Robot secara definisi berasal dari bahasa Polandia robota, yang artinya buruh paksa, mendeskripsikan sebuah mesin yang dapat mengerjakan berbagai macam tugas secara otomatis atau dengan impuls eksternal yang minimal. Teknologi robotik yang digunakan dalam prosedur pembedahan mulai diaplikasikan sejak tahun 1990-an.
Sejak tahun 1980-an, pembedahan minimal invasif, terutama laparoskopi, mulai berkembang dan menjadi babak baru dalam sejarah perkembangan teknologi dalam ilmu kedokteran. Teknologi robotik yang pertama kali dikembangkan yaitu AESOP (Automated Endoscopic System for Optimal Positioning) dan mulai diaplikasikan pada tahun 1994 berupa telemanipulator (endoskopi disertai dengan tangan robotik yang dikendalikan oleh operator).
Telemanipulator tersebut dikendalikan menggunakan pedal kaki yang selanjutnya berkembang dengan kontrol melalui suara.
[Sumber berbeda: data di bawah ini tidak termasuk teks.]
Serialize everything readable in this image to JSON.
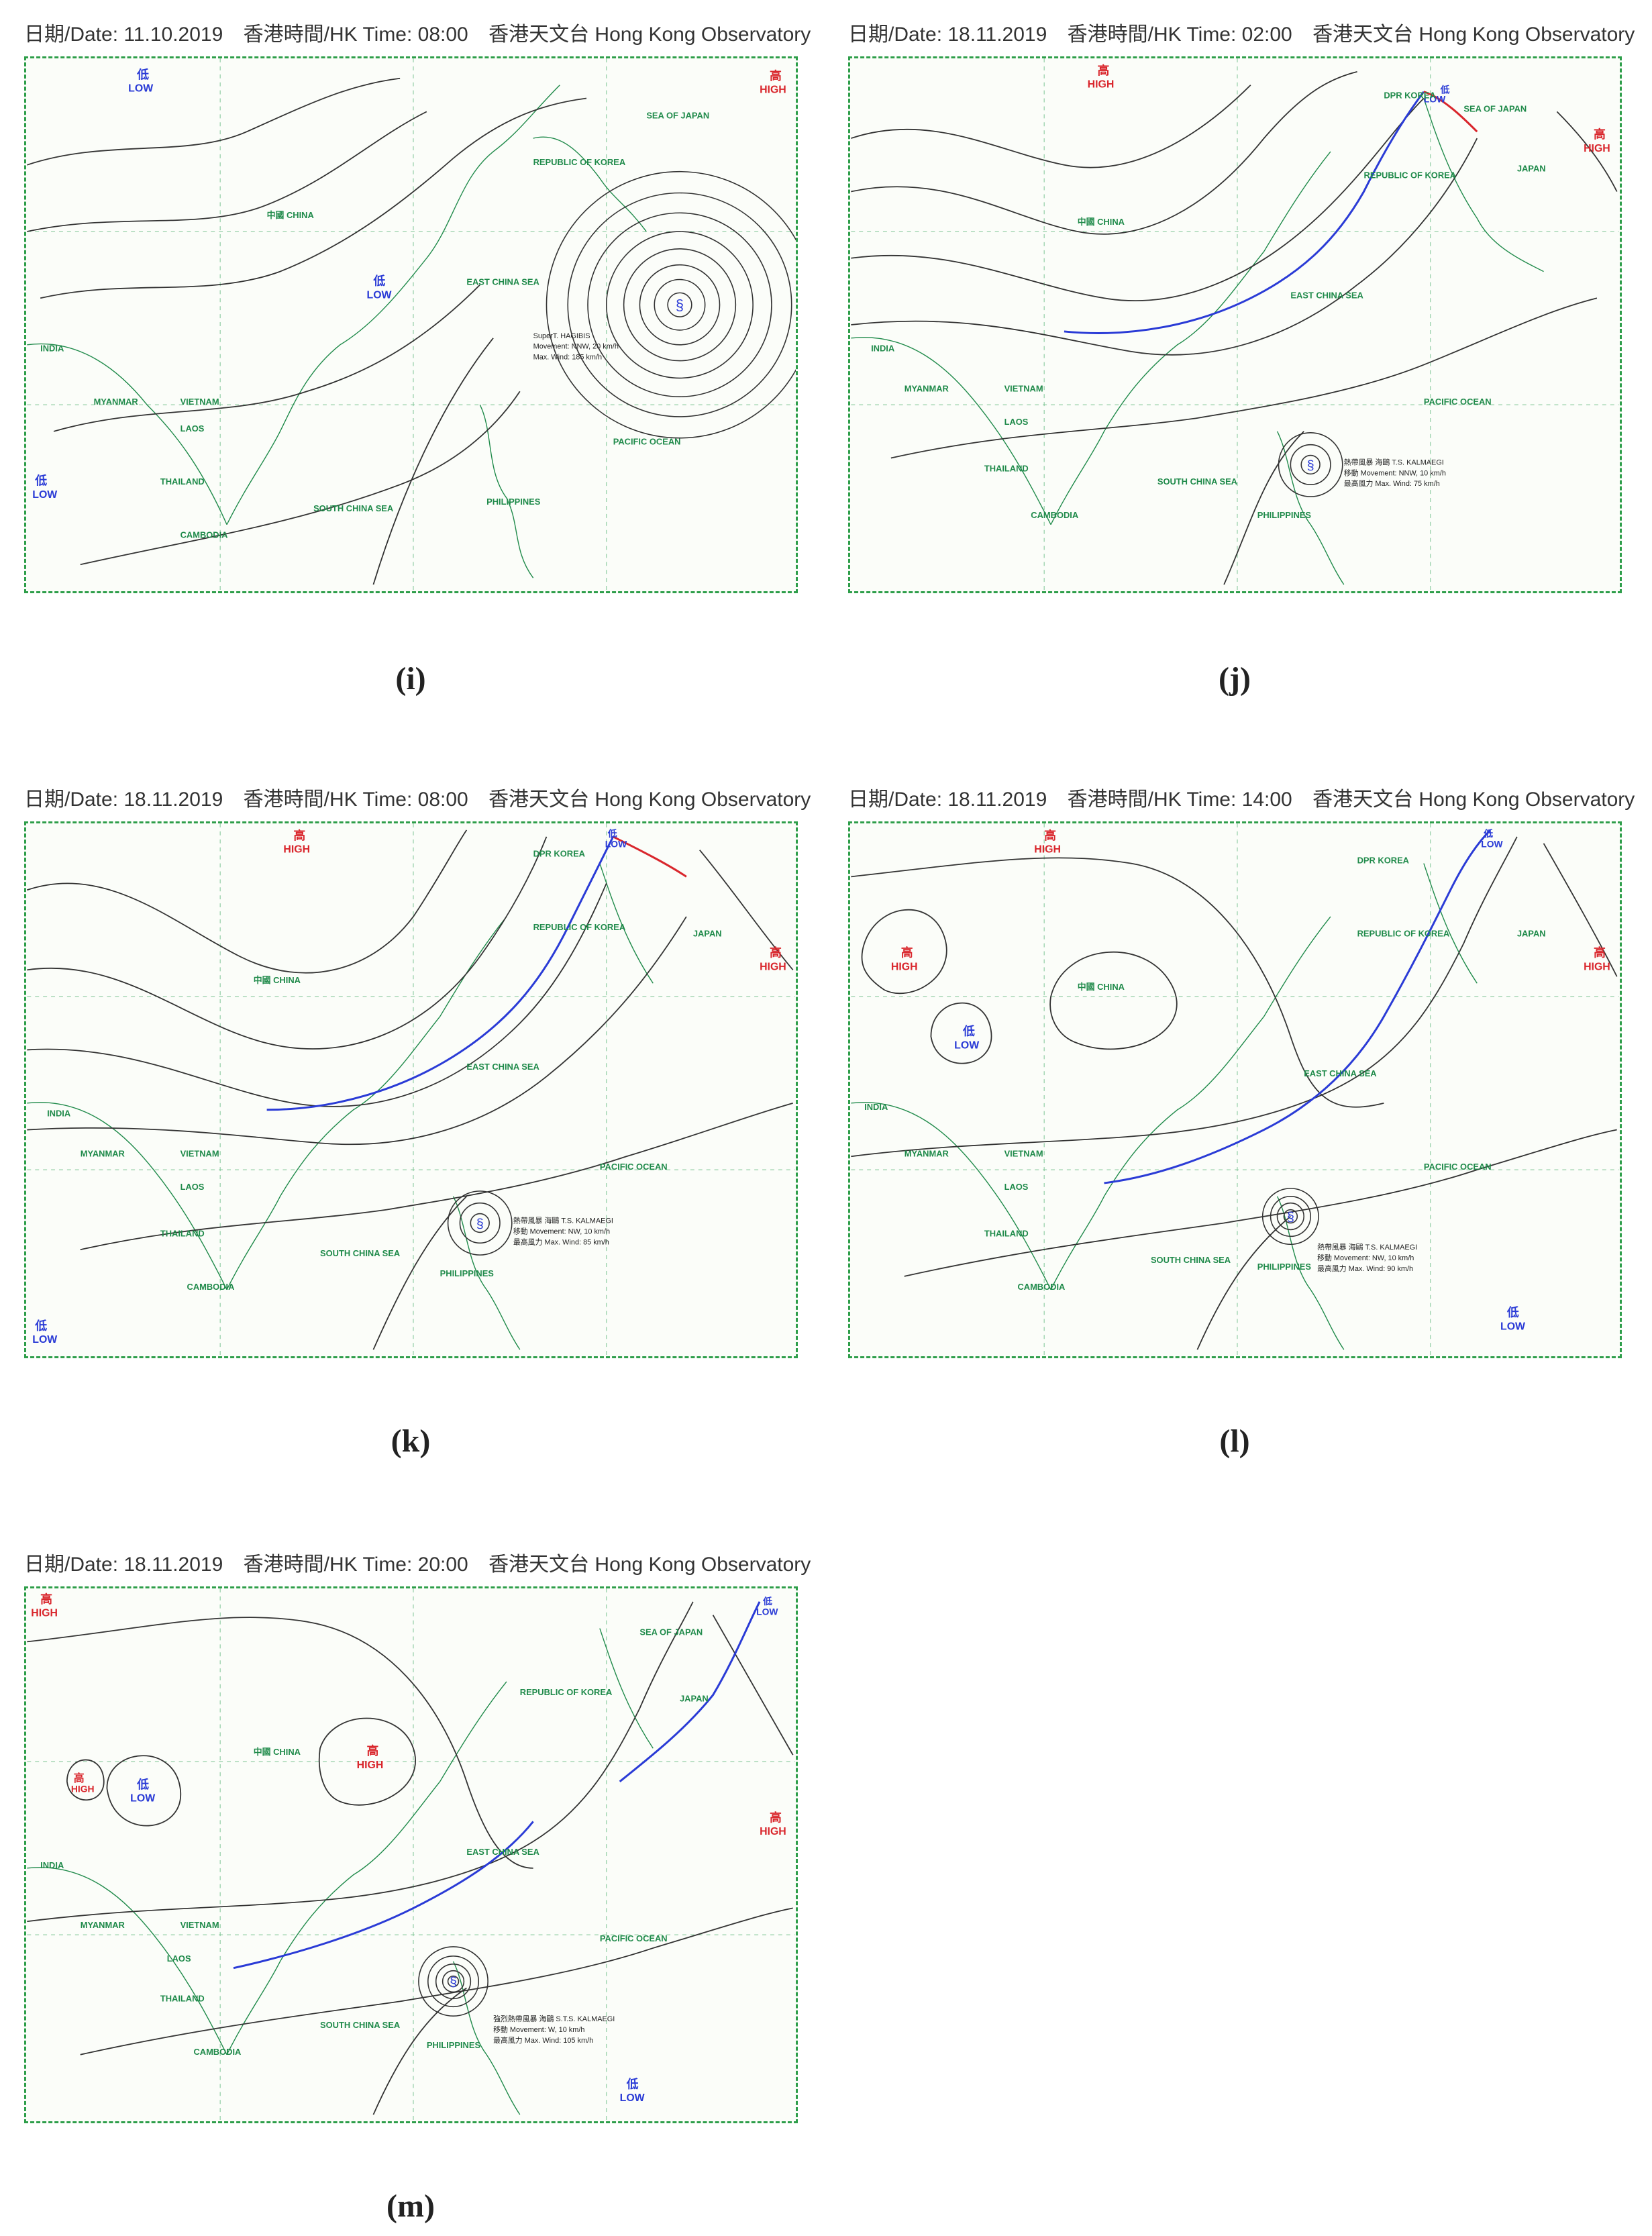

Teknologi ini awalnya digunakan untuk menjaga stabilitas dalam prosedur operasi sambil menjaga lapangan pandang operasi dalam cakupan yang baik dan mengeliminasi masalah yang muncul akibat kelelahan dan kurangnya pengalaman operator dalam mengendalikan endoskopi.
Penggunaan AESOP ini walaupun belum menunjukan manfaat klinis yang signifikan saat itu, namun menjadi batu loncatan bagi perkembangan teknologi pembedahan robotik selanjutnya.1
Teknologi pembedahan robotik pada bedah orthopaedi mulai diaplikasikan pada tahun 1992 dengan introduksi ROBODOC, robot yang digunakan dalam bedah penggantian sendi panggul (total hip arthroplasty). ROBODOC pertama kali diperkenalkan oleh dr. Howard Paul dan dr. William Bargar, serta ahli bedah orthopaedi di Sacramento, California.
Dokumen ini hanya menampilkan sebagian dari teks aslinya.